In the New Testament reading, we are presented with the history of Abraham but as ‘by faith.’ ‘Faith is the assurance of things hoped for; the conviction of things not seen.’ By faith Abraham obeyed…By faith he stayed for a time…By faith he received…Why are we reminded about Abraham’s history? Because our history is tied up with his. The writer of the letter to the Hebrews exhorts and encourages us. It is written in such a way to stir up passion and active belief. By faith these things happened. Faith is presented to us as the air that we need to breathe. We are part of Abraham’s story.
We are part of an ongoing story just as Abraham was. And our quest for seeking understanding of faith will have consequences for those who follow in our footsteps. We live with a mixture of knowing what God has done – some of it written in the Bible, and some of it written in countless testimonies to God published worldwide and also not knowing but longing to see what is to come. This latter feeling has discontent or disquiet wrapped up in it. There’s a certain restlessness because we don’t know, but if we knew, we wouldn’t need to have faith to believe…
So…what is faith? It is based in a knowledge of God, but as we’ve explored in the past, knowledge of God is not the same as knowing God. So faith fuels our quest to know more of who God is. It’s not cut and dried, and it can’t be found within the pages of a book. It’s far more dynamic and restless and exciting.
If we look briefly at our Gospel reading, we discover a paradox of Jesus describing himself as both master and thief.

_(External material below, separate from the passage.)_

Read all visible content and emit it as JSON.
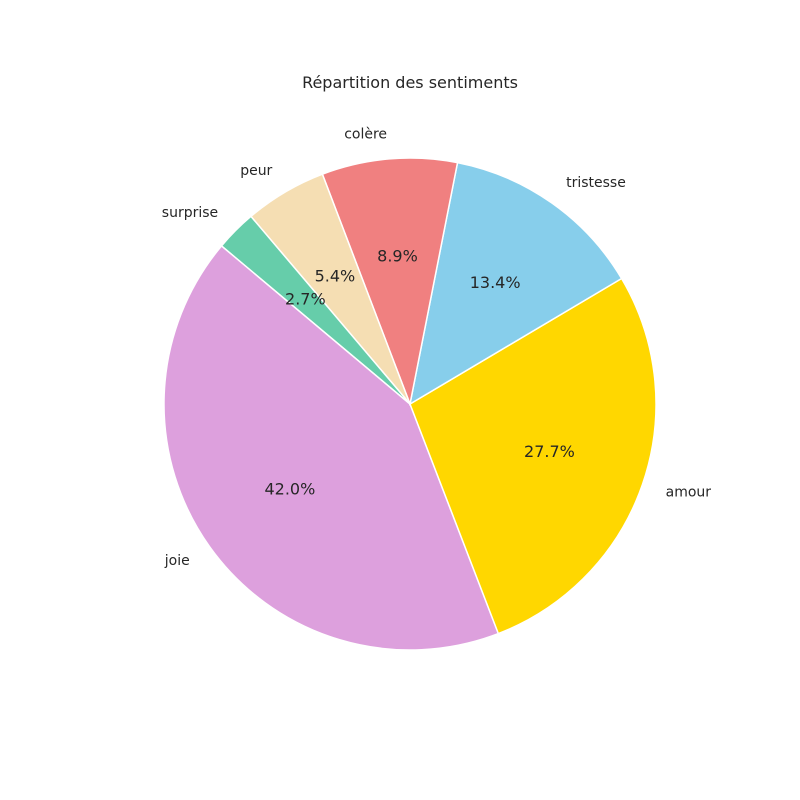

We are described as waiting servants whose master is known but can also be unpredictable. There’s a tension here that we must sustain. This master of ours, of whom we are waiting for cannot simply be pleased by doing our tasks routinely. If we expect that then there is no room for his unpredictable nature, there is no room for the spontaneity of the Holy Spirit.
To be a living, breathing community seeking understanding of our lives in Christ we need to allow our master, Lord and Saviour to be himself in our midst. If we are prepared to put up with that unpredictability and allow change to test our faith, there will be joy in the days to come.
To sum up our quest this morning, we come back to the question of what the Christian faith is. Trust or confidence in God in ways that actually are really difficult to explain. Which is why we are so dependent on the stories we hear about other people’s faith. Because that encourages us on our spiritual journeys. It’s one of the reasons we come to church, to be encouraged by others seeking the same thing. To worship together, knowing that in the words of the Creed to follow and the rest of the service that we stand together as a body, as the body of Christ. Faith seeking understanding.